Two of Turkey’s three drilling vessels are preparing to collaborate in the Black Sea, a report said Friday, as Fatih will be opening the designated wells, while Kanuni will be doing well tests and provide data necessary to develop the field.
Following the discovery of the natural gas at the Tuna-1 location in the Sakarya gas field, located about 100 nautical miles north of the Turkish coast, Fatih will kickstart new exploration activities in Türkali-1 borehole in the same site as of next month, Anadolu Agency (AA) reported.
The vessel is currently anchored off the coastal town of Filyos for maintenance and technical works.
The country's third drillship, Kanuni, arrived off Istanbul Monday and is anchored at the Haydarpaşa Port on the city’s Asian side where it is projected to stay for two to three weeks.
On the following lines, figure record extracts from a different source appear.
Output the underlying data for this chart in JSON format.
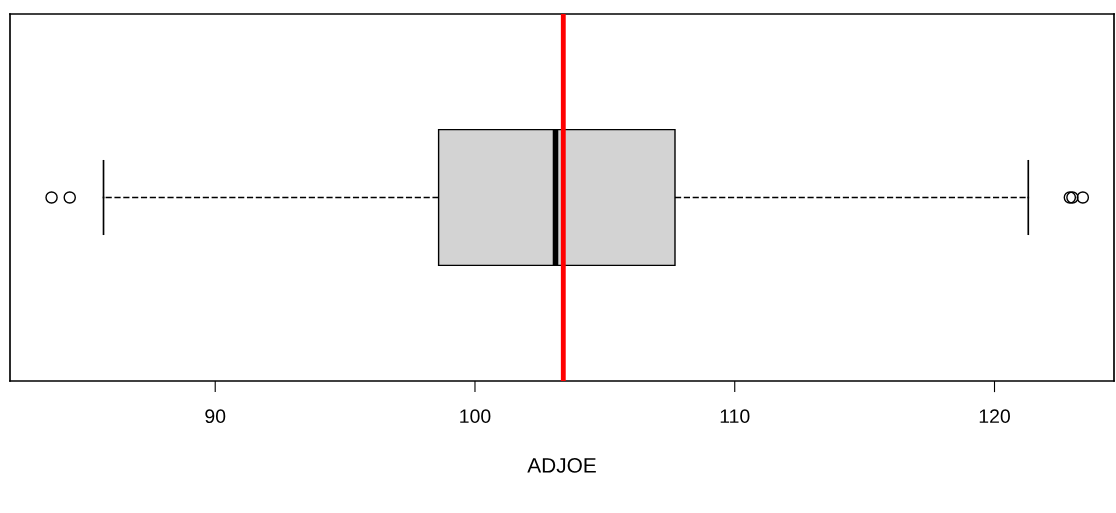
{
  "chart_data": {
    "type": "box",
    "orientation": "horizontal",
    "xlabel": "ADJOE",
    "categories": [
      null
    ],
    "boxes": [
      {
        "low": 85.7,
        "q1": 98.6,
        "median": 103.1,
        "q3": 107.7,
        "high": 121.3,
        "outliers": [
          83.7,
          84.4,
          122.9,
          123.0,
          123.4
        ]
      }
    ],
    "color": "#d3d3d3",
    "xlim": [
      82.1,
      124.6
    ],
    "xticks": [
      90,
      100,
      110,
      120
    ],
    "ref_lines": [
      {
        "axis": "x",
        "value": 103.4,
        "color": "#ff0000"
      }
    ],
    "tick_labels": "x",
    "grid": false
  }
}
It will set sail for the Black Sea after the tower disassembly works are completed for the vessel to pass under the three Bosporus bridges.
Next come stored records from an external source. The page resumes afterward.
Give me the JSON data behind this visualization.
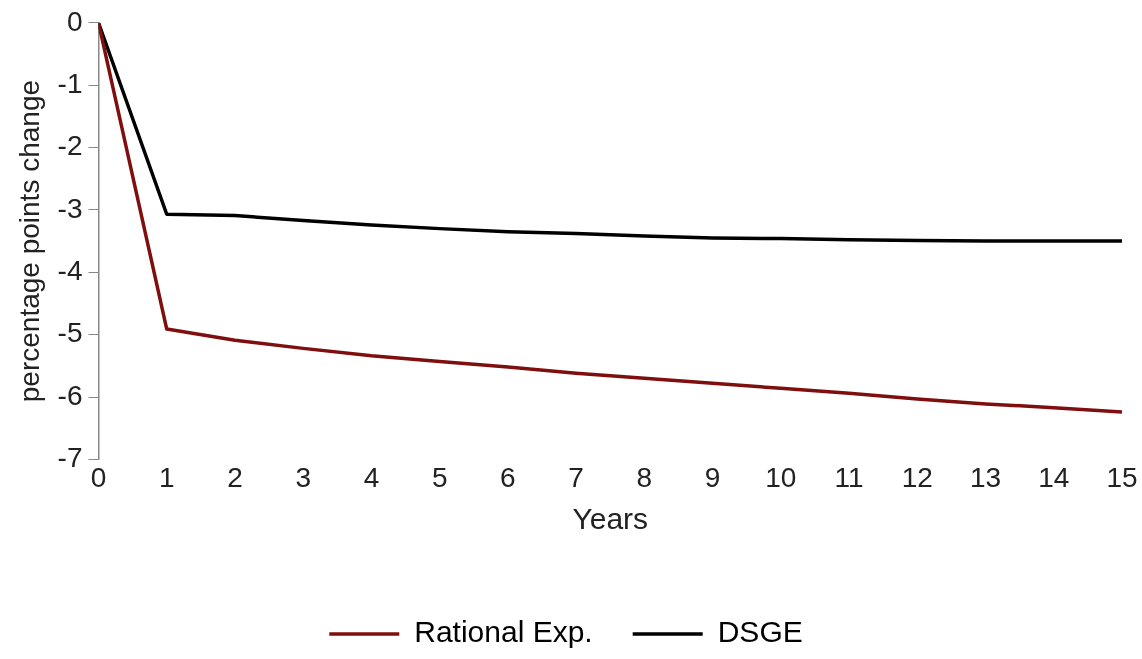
{
  "chart_data": {
    "type": "line",
    "xlabel": "Years",
    "ylabel": "percentage points change",
    "x": [
      0,
      1,
      2,
      3,
      4,
      5,
      6,
      7,
      8,
      9,
      10,
      11,
      12,
      13,
      14,
      15
    ],
    "xlim": [
      0,
      15
    ],
    "xticks": [
      0,
      1,
      2,
      3,
      4,
      5,
      6,
      7,
      8,
      9,
      10,
      11,
      12,
      13,
      14,
      15
    ],
    "ylim": [
      -7,
      0
    ],
    "yticks": [
      -7,
      -6,
      -5,
      -4,
      -3,
      -2,
      -1,
      0
    ],
    "grid": false,
    "legend": "bottom",
    "marker": "none",
    "line_style": "solid",
    "series": [
      {
        "name": "Rational Exp.",
        "color": "#7f0e0e",
        "values": [
          0,
          -4.91,
          -5.09,
          -5.22,
          -5.34,
          -5.43,
          -5.52,
          -5.62,
          -5.7,
          -5.78,
          -5.86,
          -5.94,
          -6.03,
          -6.11,
          -6.17,
          -6.24
        ]
      },
      {
        "name": "DSGE",
        "color": "#000000",
        "values": [
          0,
          -3.07,
          -3.09,
          -3.17,
          -3.24,
          -3.3,
          -3.35,
          -3.38,
          -3.42,
          -3.45,
          -3.46,
          -3.48,
          -3.49,
          -3.5,
          -3.5,
          -3.5
        ]
      }
    ]
  }
}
The Türkali-1 borehole and the tests to be done there are expected to provide additional information about the existing reserves and production potential.
The work on the borehole is also said to allow for a better understanding of the gas potential of the field. Fatih’s drilling of the first designated well is also expected to play an important role in clarifying the technical characteristics of the site.
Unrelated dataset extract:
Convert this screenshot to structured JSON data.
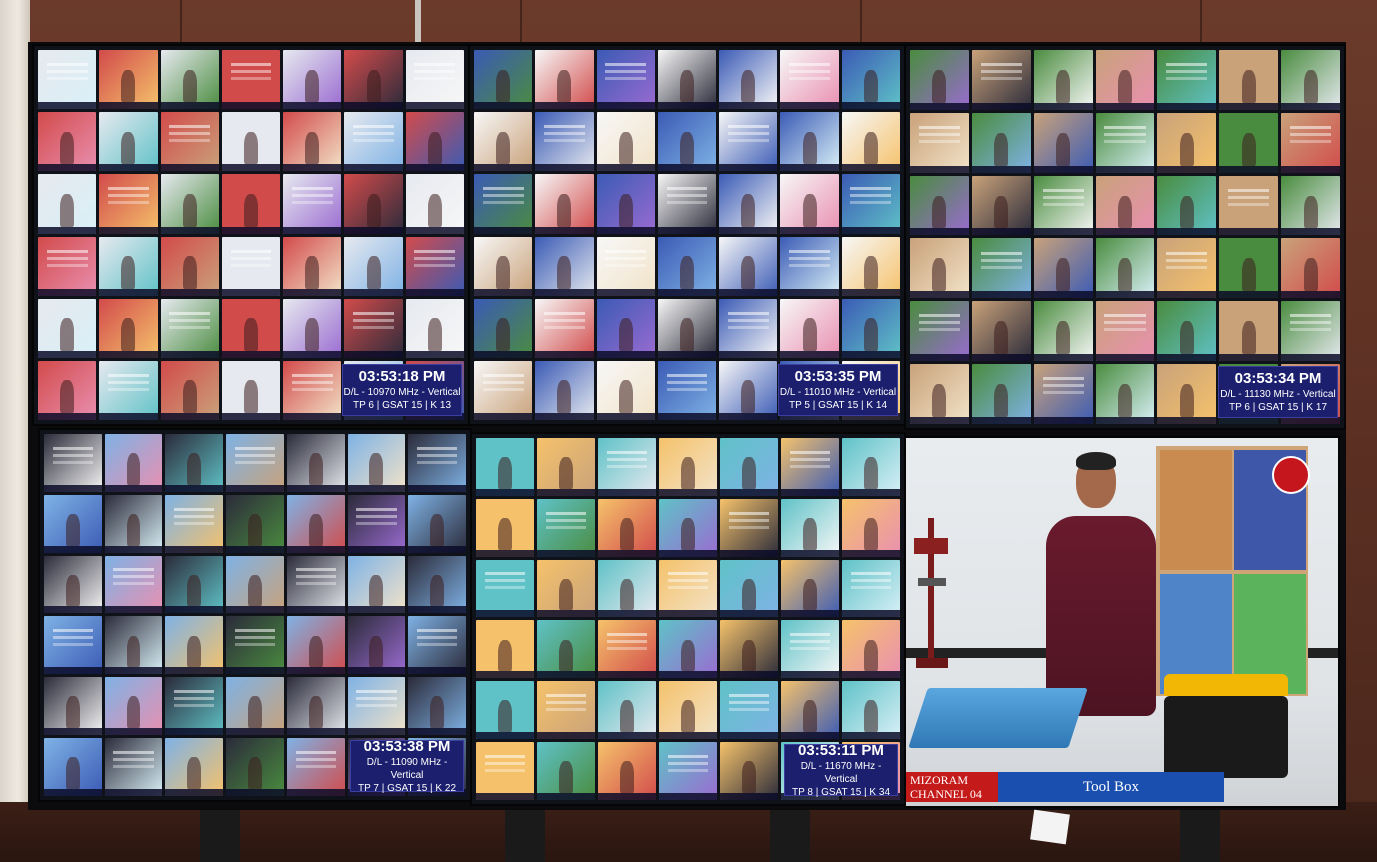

A total of 40 production wells will be drilled within the scope of Turkey’s Black Sea activities.
According to AA, a nearly 33,000-kilometer (20,505-mile) wide area, namely 18% of Turkey’s Exclusive Economic Zone (EEZ) of 180,000 kilometers, has been scanned via 3D seismic studies so far.
The report said seismic studies have been completed in an area of 2,200 kilometers in the Sakarya gas field, which size is said to be 10,700 kilometers. Natural gas was found in a 225-kilometer area of the field.
Seismic works in the remaining 8,500-kilometer area will begin next month. Related seismic data are said to be obtained in the first half of next year as a result of five-to-six-month-long works.
In light of the data, the country will decide on new exploratory drillings in the site.
Turkey last week raised the estimated reserves in the Sakarya gas field to 405 billion cubic meters (bcm) after finding an additional 85 bcm. President Recep Tayyip Erdoğan in August said the field contained 320 bcm of gas, making it the country's biggest natural gas discovery.
Even before Saturday's revision, analysts had said the find represents a major discovery and was one of the largest global discoveries in 2020.
Turkey expects the first gas flow from the field in 2023, with an envisaged annual gas flow of between 5 bcm-10 bcm. The field is expected to reach plateau production of around 15 bcm as of 2025.
Energy and Natural Resources Minister Fatih Dönmez, at an interview with broadcaster A Para on Thursday, said Turkey will operate the gas field on its own, but it may cooperate with foreign firms in terms of detailed work and equipment.
The gas find is expected to transform Turkey's dependence on Russia, Iran and Azerbaijan for energy imports.
Ankara expects gas suppliers to offer more competitive pricing and flexibility if they want to renew long-term contracts for 16 bcm per year.
More than a quarter of Turkey's long-term gas contracts expire next year, including imports via pipeline from Russia's Gazprom and Azerbaijan's SOCAR and a liquefied natural gas (LNG) deal with Nigeria.